Acceleration of 2nd body (a\(_2\)) = ?
Solution :
We know that,
F = m × a
∴ F\(_1\) = m\(_1\) × a\(_1\)
∴ F\(_1\) = 16 × 3
∴ F\(_1\) = 48 N
And,
F\(_2\) = m\(_2\) × a\(_2\)
∴ a\(_2\) = \(\large \frac {F_2}{m_2}\)
∴ a\(_2\) = \(\large \frac {48}{24}\)
∴ a\(_2\) = 2 m/s²
Ans: The force acting on the 1st body is 48 N and the acceleration of the 2nd body is 2 m/s².
c) A bullet having a mass of 10 g and moving with a speed of 1.5 m/s, penetrates a thick wooden plank of mass 900 g. The plank was initially at rest. The bullet gets embedded in the plank and both move together. Determine their velocity.
Given :
Mass of bullet (m\(_1\)) = 10 g = \(\large \frac {10}{1000}\) kg = 0.010 kg
Mass of plank (m\(_2\)) = 90 g \(\large \frac {90}{1000}\) kg = 0.090 kg
Initial velocity of bullet (u\(_1\)) = 1.5 m/s
Initial velocity of plank (u\(_2\)) = 0 m/s
To find :
Common velocity (v) = ?
Solution :
Let v\(_1\) and v\(_2\) be the common velocities of the bullet and plank
∴ v\(_1\) = v\(_2\) = v
We know that,
m\(_1\) u\(_1\)+ m\(_2\) u\(_2\) = m\(_1\) v\(_1\) + m\(_2\) v\(_2\)
∴ (0.01 × 1.5) + (0.09 × 0) = (0.01 × v) + (0.09 × v)

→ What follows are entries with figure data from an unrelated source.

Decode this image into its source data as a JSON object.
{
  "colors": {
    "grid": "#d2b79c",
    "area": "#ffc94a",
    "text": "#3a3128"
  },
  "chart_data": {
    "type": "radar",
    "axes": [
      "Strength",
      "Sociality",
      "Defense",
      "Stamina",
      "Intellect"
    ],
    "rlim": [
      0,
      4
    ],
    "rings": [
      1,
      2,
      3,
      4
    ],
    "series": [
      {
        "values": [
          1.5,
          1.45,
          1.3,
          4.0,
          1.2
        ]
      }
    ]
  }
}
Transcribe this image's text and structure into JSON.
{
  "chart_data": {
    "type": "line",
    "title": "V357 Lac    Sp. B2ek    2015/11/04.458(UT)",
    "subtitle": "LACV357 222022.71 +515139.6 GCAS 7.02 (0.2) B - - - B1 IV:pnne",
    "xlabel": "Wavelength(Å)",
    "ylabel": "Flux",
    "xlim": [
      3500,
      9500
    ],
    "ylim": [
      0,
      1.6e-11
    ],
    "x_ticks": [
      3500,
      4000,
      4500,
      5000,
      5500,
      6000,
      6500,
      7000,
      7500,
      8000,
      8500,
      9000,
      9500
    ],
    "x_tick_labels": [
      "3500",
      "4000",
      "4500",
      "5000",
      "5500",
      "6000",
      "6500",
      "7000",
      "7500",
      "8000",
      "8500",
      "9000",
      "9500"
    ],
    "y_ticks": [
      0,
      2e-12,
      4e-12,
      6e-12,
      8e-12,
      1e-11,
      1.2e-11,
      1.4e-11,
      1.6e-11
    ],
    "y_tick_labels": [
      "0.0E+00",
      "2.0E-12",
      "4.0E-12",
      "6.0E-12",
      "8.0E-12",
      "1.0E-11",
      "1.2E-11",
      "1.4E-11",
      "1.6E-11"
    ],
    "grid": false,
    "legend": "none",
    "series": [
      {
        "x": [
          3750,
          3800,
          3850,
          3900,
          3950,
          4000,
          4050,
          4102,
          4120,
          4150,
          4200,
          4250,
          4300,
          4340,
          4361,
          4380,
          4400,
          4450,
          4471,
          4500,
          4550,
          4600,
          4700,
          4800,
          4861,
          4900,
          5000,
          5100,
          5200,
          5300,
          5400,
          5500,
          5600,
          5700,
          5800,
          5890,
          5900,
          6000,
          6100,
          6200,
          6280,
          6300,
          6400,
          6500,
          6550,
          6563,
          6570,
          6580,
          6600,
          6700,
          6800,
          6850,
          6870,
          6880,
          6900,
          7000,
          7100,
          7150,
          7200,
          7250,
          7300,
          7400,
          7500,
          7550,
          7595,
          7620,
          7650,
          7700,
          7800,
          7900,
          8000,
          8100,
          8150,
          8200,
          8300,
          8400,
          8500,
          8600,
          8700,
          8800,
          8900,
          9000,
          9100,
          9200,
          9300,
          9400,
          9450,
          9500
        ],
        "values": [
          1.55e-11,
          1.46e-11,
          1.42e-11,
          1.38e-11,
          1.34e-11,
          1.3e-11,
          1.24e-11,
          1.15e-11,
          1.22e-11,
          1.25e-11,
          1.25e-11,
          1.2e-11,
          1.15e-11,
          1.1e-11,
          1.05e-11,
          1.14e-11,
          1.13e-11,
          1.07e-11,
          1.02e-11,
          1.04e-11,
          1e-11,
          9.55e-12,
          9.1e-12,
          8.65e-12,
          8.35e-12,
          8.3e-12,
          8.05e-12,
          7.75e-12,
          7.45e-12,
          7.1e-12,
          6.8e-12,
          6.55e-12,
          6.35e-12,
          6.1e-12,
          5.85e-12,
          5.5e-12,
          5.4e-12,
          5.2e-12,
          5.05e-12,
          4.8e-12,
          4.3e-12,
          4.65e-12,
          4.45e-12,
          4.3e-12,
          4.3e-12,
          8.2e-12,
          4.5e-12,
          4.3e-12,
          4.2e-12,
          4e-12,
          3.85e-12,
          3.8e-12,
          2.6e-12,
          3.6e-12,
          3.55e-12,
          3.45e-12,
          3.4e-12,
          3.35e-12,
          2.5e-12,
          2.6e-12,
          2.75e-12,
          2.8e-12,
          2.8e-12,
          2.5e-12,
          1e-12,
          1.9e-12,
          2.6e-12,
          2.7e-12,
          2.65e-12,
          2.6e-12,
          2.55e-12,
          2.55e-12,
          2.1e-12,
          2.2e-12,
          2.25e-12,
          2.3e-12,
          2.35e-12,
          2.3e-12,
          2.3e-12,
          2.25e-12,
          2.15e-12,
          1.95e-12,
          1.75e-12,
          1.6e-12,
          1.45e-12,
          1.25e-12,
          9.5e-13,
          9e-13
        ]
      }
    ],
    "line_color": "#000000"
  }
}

∴ 0.015 + 0 = v (0.01 + 0.09)
∴ 0.015 = 0.1v
∴ v = \(\large \frac {0.015}{0.1}\)
∴ v = 0.15 m/s
Ans: The plank moves with a velocity of 0.15 m/s.
d) A person swims 100 m in the first 40 s, 80 m in the next 40 s and 45 m in the last 20 s. What is the average speed?
Given :
Total distance (d) = 100 + 80 + 45 = 225 m
Total time taken (t) = 40 + 40 + 20 = 100 s
To find :
Average speed
Solution :
We know that,
Average speed = \(\large \frac {Total\, distance \, covered}{Total\, time \, taken}\)
∴ Average speed = \(\large \frac {225}{100}\)
∴ Average speed = 2.25 m/s
Ans: The person swims with an average speed of 2.25 m/s.